Aineko turns its head away from her and concentrates on washing the inside of its left leg. Its fur is lifelike and thick, pleasingly patterned except for a manufacturer's URL emblazoned on its flanks, but the mouth produces no saliva; the throat opens on no stomach or lungs. “Go away,” it says. “I'm busy.”

“When did you last see Manfred?” she repeats intently. “I don't have time for this. The polis don't know. The medical services don't know. He's off-net and not responding. So what can
you
tell me?”

It took her precisely eighteen minutes to locate his hotel once she hit the airport arrivals area and checked the hotel booking front end in the terminal: She knows his preferences. It took her slightly longer to convince the concierge to let her into his room. But Aineko is proving more recalcitrant than she'd expected.

“AI Neko mod two alpha requires maintenance downtime on a regular basis,” the cat says pompously. “You knew that when you bought me this body. What were you expecting, five-nines uptime from a lump of meat? Go away, I'm thinking.” The tongue rasps out, then pauses while microprobes in its underside replace the hairs that fell out earlier in the day.

Annette sighs.

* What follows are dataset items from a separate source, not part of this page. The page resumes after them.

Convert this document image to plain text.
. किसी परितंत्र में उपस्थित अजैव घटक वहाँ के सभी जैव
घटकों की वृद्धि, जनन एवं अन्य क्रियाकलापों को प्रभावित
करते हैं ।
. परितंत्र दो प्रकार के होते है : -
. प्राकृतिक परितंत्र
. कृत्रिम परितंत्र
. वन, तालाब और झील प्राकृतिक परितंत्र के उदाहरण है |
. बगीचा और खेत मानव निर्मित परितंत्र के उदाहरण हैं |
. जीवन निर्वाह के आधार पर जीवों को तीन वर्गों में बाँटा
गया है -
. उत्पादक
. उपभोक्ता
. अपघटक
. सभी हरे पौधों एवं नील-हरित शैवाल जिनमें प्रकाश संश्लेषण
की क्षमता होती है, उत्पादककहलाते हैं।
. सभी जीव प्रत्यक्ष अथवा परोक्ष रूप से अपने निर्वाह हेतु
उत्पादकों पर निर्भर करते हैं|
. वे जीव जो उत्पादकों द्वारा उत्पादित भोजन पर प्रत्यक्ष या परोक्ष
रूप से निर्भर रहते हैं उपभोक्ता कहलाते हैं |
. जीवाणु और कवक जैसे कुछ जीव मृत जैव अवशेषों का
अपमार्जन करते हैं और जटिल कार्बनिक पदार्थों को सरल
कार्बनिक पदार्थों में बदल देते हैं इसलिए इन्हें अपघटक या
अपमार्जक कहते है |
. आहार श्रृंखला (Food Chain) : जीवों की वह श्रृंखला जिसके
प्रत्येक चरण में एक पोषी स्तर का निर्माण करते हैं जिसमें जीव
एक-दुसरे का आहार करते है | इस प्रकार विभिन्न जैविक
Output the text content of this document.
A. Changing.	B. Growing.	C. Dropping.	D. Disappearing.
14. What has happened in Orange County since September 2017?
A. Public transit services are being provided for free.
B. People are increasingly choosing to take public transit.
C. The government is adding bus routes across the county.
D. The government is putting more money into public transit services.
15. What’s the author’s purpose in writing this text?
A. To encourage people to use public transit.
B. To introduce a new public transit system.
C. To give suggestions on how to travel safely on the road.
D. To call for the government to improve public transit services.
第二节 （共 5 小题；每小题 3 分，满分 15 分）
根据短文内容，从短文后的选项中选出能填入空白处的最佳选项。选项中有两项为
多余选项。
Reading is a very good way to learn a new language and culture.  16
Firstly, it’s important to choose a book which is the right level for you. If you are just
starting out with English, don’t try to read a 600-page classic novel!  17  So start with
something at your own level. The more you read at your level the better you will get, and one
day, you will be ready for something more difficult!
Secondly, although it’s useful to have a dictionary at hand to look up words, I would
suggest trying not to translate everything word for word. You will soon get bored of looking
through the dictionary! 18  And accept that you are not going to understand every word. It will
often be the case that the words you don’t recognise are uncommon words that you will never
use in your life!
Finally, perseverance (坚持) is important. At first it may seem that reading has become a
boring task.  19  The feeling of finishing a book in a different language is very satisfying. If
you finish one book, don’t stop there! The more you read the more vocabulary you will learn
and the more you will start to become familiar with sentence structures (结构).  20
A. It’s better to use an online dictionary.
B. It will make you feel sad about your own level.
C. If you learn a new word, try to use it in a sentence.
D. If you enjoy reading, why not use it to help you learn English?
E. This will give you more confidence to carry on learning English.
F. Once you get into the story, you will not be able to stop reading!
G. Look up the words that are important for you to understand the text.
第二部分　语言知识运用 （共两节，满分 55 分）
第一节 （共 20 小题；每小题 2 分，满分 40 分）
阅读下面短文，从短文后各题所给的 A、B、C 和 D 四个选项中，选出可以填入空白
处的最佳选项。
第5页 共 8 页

Manfred's been upgrading this robot cat for years, and his ex-wife Pamela used to mess with its neural configuration, too:
This is its third body, and it's getting more realistically uncooperative with every hardware upgrade. Sooner or later it's going to demand a litter tray and start throwing up on the carpet. “Command override,” she says. “Dump event log to my Cartesian theatre, minus eight hours to present.”

The cat shudders and looks round at her. “Human bitch!” it hisses. Then it freezes in place as the air fills with a bright and silent tsunami of data. Both Annette and Aineko are wired for extremely high-bandwidth spread-spectrum optical networking; an observer would see the cat's eyes and a ring on her left hand glow blue-white at each other. After a few seconds, Annette nods to herself and wiggles her fingers in the air, navigating a time sequence only she can see. Aineko hisses resentfully at her, then stands and stalks away, tail held high.